Como todo hijo de vecino, yo me crié viendo en los espías una raza de seres sobrenaturales que habitaban los márgenes más extremos de la realidad y podían gozar cuando lo deseaban de un don que sólo se concede a los personajes de novela y los enfermos terminales: el de volverse invisibles. En los tiempos de la Guerra Fría, un espía era un individuo enjuto, aplicado, con el aire ascético de los asesinos, que se paseaba por ciudades con cristales empañados como Berlín o Varsovia ocultando una pistola bajo el abrigo de piel de camello: también tenía licencia para matar. El espía disponía de cuentas secretas alimentadas por las oficinas del MI6, la CIA o la KGB que le permitían visitar los casinos de la Costa Azul o alojarse en hoteles cuyo sólo nombre provoca risa floja; el espía dominaba varios idiomas sin necesidad de acudir a clases plúmbeas en academias de barrio y se dejaba seducir por mujeres que habrían podido ser exhibidas en escaparates y que guardaban más lazos de parentesco con los linces y las panteras que con la mustia señora de la limpieza. La imaginación se disparaba con sólo evocar su oficio, precisamente porque nadie había visto jamás a ninguno y la felicidad se mueve mucho más cómoda entre los límites inabarcables de la ignorancia; héroe de nuestras fantasías de adolescencia, podía salvar reiteradamente a la humanidad de ser inmolada en un holocausto nuclear o sometida al arbitrio de un científico loco sin alterar la posición de su pajarita sobre el cuello de la camisa, para regresar luego a un anonimato que lejos de empobrecer su cuota de romanticismo servía más bien para acrecentarla: porque el triunfo parece más auténtico y valioso cuando no se publicita por los megáfonos.

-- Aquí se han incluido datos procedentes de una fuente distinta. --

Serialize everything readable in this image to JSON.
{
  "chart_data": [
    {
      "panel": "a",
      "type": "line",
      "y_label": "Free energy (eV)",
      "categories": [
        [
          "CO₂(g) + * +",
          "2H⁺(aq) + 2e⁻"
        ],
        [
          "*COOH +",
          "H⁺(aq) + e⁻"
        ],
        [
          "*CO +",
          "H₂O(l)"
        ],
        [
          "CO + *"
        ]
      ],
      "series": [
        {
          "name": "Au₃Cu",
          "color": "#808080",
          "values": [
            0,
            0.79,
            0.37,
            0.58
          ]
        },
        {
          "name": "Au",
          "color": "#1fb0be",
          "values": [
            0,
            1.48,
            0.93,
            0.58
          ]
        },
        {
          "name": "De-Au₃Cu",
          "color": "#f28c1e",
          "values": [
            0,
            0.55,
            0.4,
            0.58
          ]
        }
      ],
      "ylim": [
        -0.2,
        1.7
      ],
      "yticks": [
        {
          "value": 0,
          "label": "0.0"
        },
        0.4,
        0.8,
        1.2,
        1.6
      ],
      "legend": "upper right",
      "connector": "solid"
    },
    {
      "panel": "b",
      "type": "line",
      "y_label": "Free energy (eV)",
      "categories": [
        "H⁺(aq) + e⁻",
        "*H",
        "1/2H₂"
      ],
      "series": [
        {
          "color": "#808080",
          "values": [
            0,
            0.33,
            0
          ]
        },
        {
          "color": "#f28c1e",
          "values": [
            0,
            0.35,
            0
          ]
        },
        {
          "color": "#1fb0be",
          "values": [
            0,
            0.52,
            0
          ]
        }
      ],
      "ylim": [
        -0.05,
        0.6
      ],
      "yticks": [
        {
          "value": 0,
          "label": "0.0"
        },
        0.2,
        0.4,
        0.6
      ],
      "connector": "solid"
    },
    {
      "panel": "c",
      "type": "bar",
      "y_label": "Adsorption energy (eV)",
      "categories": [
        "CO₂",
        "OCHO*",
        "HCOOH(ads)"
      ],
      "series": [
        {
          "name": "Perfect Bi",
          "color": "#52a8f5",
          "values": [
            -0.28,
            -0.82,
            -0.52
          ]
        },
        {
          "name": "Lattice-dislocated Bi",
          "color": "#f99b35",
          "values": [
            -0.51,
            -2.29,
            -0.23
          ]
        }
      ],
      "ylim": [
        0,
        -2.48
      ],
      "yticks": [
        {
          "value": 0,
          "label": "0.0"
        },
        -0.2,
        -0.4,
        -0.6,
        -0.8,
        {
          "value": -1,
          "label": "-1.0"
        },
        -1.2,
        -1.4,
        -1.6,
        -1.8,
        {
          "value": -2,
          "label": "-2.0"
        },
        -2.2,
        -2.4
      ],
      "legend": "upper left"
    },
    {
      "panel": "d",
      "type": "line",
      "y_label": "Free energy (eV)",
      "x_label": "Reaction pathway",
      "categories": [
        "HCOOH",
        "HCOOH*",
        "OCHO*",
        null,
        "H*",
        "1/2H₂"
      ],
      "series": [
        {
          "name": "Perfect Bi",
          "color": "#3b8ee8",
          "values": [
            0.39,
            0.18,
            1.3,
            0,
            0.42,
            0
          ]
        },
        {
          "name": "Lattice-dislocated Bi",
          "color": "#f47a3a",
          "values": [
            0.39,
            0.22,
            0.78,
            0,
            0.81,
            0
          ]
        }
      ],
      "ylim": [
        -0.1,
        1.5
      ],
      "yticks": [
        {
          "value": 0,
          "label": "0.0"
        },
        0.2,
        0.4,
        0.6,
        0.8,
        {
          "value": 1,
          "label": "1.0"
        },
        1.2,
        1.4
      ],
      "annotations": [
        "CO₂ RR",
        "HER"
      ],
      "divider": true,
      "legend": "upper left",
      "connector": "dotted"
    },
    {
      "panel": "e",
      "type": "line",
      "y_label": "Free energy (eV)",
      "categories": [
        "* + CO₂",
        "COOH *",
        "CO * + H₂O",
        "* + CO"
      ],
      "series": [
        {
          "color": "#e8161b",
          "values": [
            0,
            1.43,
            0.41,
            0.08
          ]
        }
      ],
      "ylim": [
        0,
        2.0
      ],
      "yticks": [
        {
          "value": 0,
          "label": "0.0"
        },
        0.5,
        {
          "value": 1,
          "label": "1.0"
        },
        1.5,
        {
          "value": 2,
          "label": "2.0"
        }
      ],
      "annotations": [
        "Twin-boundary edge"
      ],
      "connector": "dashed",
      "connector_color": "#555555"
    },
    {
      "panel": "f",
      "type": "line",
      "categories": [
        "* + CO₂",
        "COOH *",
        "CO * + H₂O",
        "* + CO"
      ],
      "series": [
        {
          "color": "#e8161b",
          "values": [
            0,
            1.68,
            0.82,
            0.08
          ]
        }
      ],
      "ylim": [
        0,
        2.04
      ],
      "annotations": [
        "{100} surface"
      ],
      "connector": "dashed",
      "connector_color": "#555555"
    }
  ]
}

Pero un trabajador del servicio de inteligencia es también algo mucho más pedestre, doméstico y vulgar, que pese a lo que creemos pasa apuros para llegar a fin de mes y se ve obligado a ocupar viviendas de protección oficial. No exagero: igual de planchados que cualquier lector de Ian Fleming acaban de quedarse los vecinos de cierto inmueble de Isla Chica, en Huelva, al enterarse de que compartían edificio con miembros del CNI. Es más: el Gobierno había montado varios pisos en la zona para acomodar a sus espías y dirigir sus operaciones en contra de los diversos enemigos del Estado. Nada de despachos subterráneos ni laboratorios en órbita, sino apartamentos de los que hay que blanquear cada pocos años y donde uno debe resignarse a los ronquidos o la televisión del compañero de pared. Esta historieta ha removido en mi interior sentimientos incongruentes, que pueden ser adjudicados igualmente a los ámbitos del pesar y del gozo. El pesar resulta evidente: si estos son los medios de que dispone el Ministerio de Defensa, difícilmente nos harán confiar en que no vuelvan a repetirse masacres como las que en el pasado helaron el corazón de un país acongojado. El gozo lo aporta, como siempre, la literatura. Me he acordado de la que sin duda es la mejor novela de espías a la que he tenido ocasión de asomarme, una pieza deliciosa en que Somerset Maugham recoge sus experiencias al servicio del gobierno británico durante la Gran Guerra y que lleva por título Ashenden o el agente secreto. En dicha obra, una colección de retratos de náufragos y anécdotas sobre los diversos modos de mantenerse a flote en un mundo que hace aguas, el autor presenta a un tal Caypor, agente inglés en Suiza casado con una alemana cuyos informes dejan bastante que desear y al que se supone culpable de traición. Cuando Ashenden, el protagonista, le visita con intención de eliminarlo y castigarlo así por su sedición, descubrirá que Coypor vive miserablemente en una casa de vecinos con dos niños pequeños y que, según propia confesión, se inventa literalmente sus informes para poder mantener a su familia durante el triste invierno de la guerra; Ashenden, conmovido, prefiere fingir que no ha dado con él. Yo no sé si los espías de Isla Chica se inventarán o no sus comunicados, pero los veo más emparentados con el pobre Coypor que con el boato impúdico de un Roger Moore: también ellos tendrán familias que sostener y un piso que blanquear fastidiosamente una vez cada pocos años.